In 2022, a new exhibition by Jones entitled The Bigger Picture was on show at the 198 Gallery in Brixton, London, featuring paintings, digital work, video and installation. As reviewer Leslie Manasseh stated: "Here you will see images and narratives of the major challenges facing the world such as racism and racial violence, poverty and inequality, environmental destruction, and the oppression of the poor and dispossessed. Their structure is complex and decoding the works takes time. But that's what Jones intends. He wants to make you think. And then he wants you to act."

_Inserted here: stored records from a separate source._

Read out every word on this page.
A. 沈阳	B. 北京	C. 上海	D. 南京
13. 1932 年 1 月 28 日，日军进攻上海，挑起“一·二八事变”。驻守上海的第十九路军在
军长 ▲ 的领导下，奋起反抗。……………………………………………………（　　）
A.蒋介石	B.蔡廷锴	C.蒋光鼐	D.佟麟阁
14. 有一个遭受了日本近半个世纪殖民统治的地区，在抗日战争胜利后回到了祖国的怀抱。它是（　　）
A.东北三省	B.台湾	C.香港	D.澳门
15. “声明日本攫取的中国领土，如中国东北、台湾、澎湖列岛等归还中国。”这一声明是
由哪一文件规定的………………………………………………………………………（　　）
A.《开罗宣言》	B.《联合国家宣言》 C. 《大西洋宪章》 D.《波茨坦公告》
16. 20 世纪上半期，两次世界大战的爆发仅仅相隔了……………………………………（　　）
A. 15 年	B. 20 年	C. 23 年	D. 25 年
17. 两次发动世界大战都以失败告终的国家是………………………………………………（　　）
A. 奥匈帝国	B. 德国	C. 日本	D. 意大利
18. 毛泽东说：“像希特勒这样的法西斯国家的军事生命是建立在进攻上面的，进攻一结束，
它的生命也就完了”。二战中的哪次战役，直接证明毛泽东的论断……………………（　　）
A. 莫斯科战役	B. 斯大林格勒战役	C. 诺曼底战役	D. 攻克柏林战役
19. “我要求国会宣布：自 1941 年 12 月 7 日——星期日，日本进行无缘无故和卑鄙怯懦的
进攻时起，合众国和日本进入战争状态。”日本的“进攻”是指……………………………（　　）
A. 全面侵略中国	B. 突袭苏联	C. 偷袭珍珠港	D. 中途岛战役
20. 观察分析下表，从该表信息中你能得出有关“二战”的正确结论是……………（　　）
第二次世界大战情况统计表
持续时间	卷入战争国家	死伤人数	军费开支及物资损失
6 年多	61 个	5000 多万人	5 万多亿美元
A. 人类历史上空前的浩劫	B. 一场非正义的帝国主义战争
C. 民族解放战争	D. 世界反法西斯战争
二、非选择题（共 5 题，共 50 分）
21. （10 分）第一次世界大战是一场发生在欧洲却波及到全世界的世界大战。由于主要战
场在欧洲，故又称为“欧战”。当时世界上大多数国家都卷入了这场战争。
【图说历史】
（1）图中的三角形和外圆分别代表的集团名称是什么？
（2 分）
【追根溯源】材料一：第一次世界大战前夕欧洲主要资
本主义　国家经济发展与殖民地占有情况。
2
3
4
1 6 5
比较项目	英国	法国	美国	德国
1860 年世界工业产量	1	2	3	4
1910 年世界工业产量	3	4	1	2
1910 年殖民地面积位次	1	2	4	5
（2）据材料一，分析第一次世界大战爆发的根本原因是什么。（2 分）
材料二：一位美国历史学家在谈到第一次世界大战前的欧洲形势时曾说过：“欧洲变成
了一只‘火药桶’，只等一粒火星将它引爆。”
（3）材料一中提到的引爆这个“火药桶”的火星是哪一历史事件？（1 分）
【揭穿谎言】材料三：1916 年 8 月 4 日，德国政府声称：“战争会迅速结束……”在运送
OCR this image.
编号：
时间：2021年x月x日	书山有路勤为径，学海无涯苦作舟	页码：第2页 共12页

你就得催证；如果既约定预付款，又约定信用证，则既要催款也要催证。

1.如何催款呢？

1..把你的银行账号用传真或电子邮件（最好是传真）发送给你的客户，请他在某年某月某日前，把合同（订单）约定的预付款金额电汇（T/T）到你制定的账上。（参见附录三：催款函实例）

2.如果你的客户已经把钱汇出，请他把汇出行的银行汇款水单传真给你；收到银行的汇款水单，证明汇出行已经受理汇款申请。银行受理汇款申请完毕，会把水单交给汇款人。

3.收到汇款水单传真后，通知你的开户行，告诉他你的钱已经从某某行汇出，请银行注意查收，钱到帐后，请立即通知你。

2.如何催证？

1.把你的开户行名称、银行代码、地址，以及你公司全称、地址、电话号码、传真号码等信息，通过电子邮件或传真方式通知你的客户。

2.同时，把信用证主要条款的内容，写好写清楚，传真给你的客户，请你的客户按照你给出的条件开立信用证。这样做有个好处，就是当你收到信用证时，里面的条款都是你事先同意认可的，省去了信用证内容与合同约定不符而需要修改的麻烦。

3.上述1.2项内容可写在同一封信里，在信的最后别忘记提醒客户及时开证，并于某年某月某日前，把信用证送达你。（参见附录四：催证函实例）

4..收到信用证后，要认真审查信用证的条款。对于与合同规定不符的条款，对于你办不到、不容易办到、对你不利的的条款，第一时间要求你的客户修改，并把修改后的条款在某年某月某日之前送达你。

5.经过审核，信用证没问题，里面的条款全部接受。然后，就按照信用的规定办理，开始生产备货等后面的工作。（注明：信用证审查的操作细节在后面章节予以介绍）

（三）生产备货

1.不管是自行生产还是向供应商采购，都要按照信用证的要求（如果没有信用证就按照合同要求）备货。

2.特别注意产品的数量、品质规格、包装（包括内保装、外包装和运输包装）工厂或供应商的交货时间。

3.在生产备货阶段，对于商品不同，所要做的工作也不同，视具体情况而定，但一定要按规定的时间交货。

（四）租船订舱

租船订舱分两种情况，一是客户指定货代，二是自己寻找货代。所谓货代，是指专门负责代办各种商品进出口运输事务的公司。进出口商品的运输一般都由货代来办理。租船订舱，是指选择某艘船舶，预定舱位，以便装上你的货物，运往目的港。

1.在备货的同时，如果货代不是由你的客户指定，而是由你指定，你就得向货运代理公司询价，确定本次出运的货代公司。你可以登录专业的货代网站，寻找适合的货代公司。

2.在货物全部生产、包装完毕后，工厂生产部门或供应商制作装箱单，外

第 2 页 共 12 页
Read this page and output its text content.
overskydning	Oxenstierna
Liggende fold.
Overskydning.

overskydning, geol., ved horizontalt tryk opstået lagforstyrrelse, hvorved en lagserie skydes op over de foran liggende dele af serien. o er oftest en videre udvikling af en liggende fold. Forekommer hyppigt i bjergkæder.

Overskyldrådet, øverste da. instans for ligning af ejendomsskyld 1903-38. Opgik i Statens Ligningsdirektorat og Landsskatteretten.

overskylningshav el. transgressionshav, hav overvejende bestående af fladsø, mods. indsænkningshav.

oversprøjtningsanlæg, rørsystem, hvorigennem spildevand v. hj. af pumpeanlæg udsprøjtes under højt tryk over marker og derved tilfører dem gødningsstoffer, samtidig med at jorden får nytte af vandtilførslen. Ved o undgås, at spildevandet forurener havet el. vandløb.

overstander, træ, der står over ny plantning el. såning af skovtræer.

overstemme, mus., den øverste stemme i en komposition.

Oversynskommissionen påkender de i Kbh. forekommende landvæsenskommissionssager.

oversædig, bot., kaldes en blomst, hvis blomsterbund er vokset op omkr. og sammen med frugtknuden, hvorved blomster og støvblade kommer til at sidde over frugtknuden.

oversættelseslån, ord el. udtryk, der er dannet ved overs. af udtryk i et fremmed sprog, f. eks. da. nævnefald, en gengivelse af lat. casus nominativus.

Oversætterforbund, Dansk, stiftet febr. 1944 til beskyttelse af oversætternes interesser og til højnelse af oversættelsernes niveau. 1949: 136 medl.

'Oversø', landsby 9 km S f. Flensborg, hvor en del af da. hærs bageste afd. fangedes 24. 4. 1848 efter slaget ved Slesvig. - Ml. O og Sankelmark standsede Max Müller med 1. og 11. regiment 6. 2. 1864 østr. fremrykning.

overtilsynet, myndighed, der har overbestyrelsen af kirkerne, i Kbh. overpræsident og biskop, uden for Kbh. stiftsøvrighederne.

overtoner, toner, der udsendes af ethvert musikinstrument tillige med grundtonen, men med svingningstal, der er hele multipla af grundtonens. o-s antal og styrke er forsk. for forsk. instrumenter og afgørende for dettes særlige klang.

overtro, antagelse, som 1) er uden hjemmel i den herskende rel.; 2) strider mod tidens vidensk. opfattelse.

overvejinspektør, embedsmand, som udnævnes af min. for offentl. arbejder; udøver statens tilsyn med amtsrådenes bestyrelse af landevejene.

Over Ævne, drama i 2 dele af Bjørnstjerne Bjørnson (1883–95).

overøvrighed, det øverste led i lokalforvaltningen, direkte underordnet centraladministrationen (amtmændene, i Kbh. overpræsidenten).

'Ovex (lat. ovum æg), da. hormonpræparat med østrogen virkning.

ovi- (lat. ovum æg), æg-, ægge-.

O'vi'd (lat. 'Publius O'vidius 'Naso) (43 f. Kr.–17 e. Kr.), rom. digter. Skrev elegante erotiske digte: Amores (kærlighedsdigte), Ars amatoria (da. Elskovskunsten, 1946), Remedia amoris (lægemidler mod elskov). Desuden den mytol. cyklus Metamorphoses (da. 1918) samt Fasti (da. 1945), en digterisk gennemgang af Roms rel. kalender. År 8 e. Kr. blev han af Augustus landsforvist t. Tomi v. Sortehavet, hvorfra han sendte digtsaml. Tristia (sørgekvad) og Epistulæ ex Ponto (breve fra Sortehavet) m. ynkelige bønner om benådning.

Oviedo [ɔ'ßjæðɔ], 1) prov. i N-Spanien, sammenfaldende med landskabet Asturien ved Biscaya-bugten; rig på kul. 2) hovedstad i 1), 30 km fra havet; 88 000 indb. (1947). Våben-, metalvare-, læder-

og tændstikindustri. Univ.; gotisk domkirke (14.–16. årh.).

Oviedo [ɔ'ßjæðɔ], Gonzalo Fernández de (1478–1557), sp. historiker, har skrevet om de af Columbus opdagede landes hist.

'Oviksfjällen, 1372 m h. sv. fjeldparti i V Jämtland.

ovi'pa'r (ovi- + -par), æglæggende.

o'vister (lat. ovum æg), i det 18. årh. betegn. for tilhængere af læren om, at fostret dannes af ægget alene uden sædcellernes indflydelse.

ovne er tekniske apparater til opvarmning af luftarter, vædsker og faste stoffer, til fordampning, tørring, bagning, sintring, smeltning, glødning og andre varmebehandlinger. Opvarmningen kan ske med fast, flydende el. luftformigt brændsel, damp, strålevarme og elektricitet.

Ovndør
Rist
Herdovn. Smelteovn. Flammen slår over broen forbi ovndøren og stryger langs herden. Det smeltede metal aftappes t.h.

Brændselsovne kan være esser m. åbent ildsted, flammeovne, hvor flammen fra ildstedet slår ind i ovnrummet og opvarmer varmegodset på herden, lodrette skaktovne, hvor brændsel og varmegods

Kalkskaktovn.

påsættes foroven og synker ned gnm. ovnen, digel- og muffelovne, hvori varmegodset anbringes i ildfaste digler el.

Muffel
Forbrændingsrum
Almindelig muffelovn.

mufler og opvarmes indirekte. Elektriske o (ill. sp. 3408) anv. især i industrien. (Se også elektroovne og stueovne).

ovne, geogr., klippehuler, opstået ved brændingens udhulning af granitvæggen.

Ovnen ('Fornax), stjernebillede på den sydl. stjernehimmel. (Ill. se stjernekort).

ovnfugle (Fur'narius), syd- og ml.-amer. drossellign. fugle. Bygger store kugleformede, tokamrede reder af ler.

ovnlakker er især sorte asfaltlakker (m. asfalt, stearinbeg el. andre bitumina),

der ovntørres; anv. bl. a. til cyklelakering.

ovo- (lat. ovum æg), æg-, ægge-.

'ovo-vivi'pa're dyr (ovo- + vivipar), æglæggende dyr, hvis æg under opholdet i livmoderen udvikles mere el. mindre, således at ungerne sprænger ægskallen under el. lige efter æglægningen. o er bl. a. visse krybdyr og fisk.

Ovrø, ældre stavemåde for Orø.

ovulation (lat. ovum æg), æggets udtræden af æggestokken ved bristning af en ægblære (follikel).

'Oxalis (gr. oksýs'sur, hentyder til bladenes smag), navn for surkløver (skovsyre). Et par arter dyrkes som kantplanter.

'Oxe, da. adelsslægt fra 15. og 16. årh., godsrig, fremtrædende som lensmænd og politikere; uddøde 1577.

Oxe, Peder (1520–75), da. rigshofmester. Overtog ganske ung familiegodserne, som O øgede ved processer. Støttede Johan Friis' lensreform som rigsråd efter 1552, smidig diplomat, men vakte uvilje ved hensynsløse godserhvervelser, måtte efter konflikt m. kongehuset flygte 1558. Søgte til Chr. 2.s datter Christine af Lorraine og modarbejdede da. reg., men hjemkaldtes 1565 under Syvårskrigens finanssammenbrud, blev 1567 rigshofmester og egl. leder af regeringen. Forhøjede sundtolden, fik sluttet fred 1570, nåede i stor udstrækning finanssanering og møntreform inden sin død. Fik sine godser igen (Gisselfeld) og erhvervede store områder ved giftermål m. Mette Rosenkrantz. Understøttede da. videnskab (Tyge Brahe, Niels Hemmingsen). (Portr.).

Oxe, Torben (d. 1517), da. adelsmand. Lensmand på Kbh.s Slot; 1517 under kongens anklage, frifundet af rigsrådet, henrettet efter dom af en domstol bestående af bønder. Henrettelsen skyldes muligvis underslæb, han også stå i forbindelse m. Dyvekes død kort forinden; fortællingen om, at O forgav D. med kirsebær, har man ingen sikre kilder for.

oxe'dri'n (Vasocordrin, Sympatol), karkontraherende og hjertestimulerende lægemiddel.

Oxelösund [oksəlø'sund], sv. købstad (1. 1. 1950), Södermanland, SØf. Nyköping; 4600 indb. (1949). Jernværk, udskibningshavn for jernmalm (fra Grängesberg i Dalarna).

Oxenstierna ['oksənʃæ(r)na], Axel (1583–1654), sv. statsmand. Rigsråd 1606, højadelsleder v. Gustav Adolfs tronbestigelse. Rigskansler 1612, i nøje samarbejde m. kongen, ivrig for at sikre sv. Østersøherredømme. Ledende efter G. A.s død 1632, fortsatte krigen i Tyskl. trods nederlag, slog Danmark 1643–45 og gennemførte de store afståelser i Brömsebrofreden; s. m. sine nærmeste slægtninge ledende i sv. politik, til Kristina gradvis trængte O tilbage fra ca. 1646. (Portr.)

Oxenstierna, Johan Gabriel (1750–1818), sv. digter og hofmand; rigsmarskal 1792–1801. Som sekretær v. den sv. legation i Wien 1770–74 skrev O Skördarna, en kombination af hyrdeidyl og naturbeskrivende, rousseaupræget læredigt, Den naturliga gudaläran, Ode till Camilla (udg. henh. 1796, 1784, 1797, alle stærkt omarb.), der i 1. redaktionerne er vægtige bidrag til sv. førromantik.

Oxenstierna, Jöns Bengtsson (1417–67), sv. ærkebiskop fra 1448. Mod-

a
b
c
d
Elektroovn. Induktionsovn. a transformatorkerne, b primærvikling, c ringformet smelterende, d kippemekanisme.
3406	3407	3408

His 2024 exhibition The Universe of Ben Jones reflects the focus of his career on interconnections between issues such as capitalism, the environment, and racism, displaying "how Jones's symbology has transcended global and local issues of ecology, technology, politics, and spirituality, making him the conscience of his generation and of today."

==Selected publications==
- 2008: With Amiri Baraka (ed.), The Art of Ben Jones 1970–2008 "Deliverance", ISBN 978-0979113017.
- 2011: The Art of Ben Jones: Evolution – Revolution, 2011 – accompanying exhibition at Rich Mix Centre for the Arts, London, England.